Local Privilege Escalation Vulnerability Affecting X.Org Server For 18 Years (phoronix.com)
- Reference: 0175355195
- News link: https://it.slashdot.org/story/24/10/29/2029233/local-privilege-escalation-vulnerability-affecting-xorg-server-for-18-years
- Source link: https://www.phoronix.com/news/X.Org-CVE-2024-9632
> CVE-2024-9632 was made public today as the latest security vulnerability affecting the X.Org Server. The CVE-2024-9632 security issue has been [1]present in the codebase now for 18 years and can lead to local privilege escalation. Introduced in the X.Org Server 1.1.1 release back in 2006, CVE-2024-9632 affects the X.Org Server as well as XWayland too. By providing a modified bitmap to the X.Org Server, a heap-based buffer overflow privilege escalation can occur.
>
> This security issue is within _XkbSetCompatMap() and stems from not updating the heap size properly and can lead to local privilege escalation if the server is run as root or as a remote code execution with X11 over SSH.
You can read the security advisory announcement [2]here .
[1] https://www.phoronix.com/news/X.Org-CVE-2024-9632
[2] https://lists.x.org/archives/xorg-announce/2024-October/003545.html
Wayland can not get here soon enough (Score:2)
Not only Xfree86 (to distingish it from the plaform formerly known as Twitter) has a creacking and archaic codebase, it also is not suitable for the modern way to compute (smart devices instead of dumb graphic terminals). Yes, we lose some mighty powerfull features along the way, But I trust that the returns (mainly in performance and ease of maintenance) will outweight the lost features...
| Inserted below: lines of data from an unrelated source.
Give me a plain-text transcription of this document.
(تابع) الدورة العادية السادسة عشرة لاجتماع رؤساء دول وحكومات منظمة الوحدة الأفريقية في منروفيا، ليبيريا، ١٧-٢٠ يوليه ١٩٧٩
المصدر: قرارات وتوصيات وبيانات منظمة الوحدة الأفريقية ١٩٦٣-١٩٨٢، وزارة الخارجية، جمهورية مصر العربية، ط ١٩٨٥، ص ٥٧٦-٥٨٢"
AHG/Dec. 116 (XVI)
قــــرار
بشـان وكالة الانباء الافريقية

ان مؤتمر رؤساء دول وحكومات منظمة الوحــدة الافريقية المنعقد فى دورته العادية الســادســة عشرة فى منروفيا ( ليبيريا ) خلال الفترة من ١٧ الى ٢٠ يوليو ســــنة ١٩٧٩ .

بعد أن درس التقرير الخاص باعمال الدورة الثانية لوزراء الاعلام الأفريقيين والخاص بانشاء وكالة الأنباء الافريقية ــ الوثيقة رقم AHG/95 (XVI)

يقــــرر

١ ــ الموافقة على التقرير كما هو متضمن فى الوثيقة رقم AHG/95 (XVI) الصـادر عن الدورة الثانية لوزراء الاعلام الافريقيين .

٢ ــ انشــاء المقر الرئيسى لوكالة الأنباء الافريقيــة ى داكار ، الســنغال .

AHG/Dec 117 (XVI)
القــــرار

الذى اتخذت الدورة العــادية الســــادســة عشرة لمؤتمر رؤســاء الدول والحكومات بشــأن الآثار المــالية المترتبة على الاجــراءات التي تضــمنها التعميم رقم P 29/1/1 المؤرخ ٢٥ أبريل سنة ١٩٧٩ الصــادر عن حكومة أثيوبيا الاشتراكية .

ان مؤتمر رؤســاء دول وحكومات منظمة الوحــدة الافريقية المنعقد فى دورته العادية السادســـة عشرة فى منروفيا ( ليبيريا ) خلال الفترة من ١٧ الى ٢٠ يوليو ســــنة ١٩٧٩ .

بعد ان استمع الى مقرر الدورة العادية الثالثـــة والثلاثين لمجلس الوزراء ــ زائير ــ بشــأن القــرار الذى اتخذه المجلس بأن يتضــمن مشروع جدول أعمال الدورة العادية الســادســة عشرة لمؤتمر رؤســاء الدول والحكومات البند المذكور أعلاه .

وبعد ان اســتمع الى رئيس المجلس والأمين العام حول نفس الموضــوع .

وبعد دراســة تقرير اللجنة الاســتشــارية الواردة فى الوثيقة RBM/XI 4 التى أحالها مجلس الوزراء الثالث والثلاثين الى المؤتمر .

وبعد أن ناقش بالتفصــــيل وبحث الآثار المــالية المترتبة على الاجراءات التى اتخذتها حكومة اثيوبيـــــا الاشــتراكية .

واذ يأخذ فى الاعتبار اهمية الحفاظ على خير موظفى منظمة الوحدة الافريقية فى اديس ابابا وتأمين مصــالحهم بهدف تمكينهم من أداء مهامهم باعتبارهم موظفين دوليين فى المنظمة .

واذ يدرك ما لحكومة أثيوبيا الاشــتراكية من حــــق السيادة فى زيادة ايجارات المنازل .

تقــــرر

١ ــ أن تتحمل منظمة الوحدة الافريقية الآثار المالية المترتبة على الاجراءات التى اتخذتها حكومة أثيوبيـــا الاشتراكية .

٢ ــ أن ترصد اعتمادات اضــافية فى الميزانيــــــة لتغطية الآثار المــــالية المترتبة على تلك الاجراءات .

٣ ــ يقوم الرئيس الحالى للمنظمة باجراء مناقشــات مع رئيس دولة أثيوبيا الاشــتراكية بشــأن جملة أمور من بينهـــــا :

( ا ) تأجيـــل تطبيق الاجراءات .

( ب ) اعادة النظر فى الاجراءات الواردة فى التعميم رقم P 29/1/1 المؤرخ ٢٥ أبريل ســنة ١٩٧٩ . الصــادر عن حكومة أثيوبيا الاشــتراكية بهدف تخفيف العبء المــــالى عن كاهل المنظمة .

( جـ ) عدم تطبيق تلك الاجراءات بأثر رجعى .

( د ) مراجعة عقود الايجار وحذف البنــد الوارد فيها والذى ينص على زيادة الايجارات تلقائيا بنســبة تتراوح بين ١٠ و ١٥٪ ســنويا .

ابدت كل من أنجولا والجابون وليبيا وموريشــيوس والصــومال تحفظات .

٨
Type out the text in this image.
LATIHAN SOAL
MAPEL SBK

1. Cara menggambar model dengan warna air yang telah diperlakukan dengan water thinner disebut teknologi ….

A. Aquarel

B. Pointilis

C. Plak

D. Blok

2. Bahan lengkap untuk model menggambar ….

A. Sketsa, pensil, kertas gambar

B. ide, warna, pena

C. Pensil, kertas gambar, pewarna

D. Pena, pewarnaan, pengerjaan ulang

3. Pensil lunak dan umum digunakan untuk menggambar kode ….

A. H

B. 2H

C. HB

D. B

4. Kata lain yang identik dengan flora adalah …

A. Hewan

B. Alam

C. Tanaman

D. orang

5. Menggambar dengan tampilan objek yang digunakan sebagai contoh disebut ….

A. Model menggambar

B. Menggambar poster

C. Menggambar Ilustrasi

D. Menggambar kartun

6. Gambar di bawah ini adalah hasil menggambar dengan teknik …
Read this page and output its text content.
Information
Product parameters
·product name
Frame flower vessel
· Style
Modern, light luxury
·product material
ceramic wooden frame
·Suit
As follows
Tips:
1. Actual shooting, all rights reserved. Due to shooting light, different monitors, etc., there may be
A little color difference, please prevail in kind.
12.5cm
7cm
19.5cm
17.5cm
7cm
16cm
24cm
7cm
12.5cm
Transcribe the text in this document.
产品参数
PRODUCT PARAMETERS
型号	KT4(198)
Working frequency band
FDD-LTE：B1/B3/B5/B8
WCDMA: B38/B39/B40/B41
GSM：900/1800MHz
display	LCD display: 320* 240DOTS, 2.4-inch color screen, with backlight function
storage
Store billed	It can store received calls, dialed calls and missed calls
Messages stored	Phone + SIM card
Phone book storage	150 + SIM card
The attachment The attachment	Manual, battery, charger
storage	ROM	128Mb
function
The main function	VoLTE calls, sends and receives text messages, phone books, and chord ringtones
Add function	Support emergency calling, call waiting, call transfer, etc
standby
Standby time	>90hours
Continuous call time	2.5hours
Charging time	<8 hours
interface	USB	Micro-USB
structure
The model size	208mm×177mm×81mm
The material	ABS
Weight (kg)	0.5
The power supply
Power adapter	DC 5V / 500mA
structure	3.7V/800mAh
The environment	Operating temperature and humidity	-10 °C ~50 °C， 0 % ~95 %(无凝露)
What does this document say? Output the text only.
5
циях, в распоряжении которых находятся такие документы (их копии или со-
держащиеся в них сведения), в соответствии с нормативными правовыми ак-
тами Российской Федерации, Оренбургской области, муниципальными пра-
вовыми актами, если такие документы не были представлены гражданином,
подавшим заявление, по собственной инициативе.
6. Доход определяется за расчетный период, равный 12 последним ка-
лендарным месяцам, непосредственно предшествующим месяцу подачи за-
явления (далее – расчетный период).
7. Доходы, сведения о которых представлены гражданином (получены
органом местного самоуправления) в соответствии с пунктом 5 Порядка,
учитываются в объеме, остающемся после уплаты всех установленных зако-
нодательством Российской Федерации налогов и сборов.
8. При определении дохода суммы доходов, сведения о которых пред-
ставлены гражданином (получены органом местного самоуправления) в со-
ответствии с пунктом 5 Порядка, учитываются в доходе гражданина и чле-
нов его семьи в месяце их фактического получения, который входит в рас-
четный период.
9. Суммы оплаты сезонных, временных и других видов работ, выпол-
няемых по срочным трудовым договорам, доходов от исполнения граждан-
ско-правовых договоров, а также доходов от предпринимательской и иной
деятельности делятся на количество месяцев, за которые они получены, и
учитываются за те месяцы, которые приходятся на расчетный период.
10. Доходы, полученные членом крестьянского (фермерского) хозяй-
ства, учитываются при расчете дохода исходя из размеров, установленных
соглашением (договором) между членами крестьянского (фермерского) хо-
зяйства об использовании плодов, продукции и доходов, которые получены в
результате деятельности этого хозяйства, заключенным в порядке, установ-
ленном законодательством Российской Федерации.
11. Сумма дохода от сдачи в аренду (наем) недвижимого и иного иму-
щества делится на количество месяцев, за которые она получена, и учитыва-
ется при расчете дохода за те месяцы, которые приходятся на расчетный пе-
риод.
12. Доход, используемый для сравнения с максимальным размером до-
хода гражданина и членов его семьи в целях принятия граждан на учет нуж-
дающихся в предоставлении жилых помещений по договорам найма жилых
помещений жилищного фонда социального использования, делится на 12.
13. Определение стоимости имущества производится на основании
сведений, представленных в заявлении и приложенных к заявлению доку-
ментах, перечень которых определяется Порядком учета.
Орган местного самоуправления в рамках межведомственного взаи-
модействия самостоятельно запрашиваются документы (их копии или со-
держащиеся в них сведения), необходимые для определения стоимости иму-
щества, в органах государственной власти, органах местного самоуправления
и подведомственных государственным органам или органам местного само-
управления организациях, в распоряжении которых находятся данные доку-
Anywho, again, Wayland can not get here soon enough.
Re: (Score:2)
> it also is not suitable for the modern way to compute (smart devices instead of dumb graphic terminals).
I disagree. It not being "modern" does not imply it not being a good option.
Not that big an issue (Score:2)
It requires a computer with X11 and users not also having root. That is not that common a set-up. Obviously, it exists.
Wasn't this known about? (Score:2)
I swear this has been a known attack vector for a long time. When I took my CEH back in 2010'ish, my sans instructor was talking about using malicious images to take over linux gui's.
How is XWayland affected? (Score:2)
I don't think XWayland runs as root. How is it affected by this privilege escalation?
Consider this. (Score:5, Insightful)
If this is kind of thing has lurked in a widely reviewed codebase for 18 years, how long do you think it will take to identify all the nasty bugs in all the different Wayland clients?
Re: Consider this. (Score:2)
I think one of the justifications for Wayland was the kludge upon kludge quality of xorg's code.
Re: (Score:2)
> I think one of the justifications for Wayland was the kludge upon kludge quality of xorg's code.
'Cause new code is never kludgy ...
Re: (Score:3)
Or the classic shit that is Windows. Just saying, while we're talking about legacy shit code.
Re: (Score:2)
Wayland has a much more secure architecture by default, with far less code running with high privileges.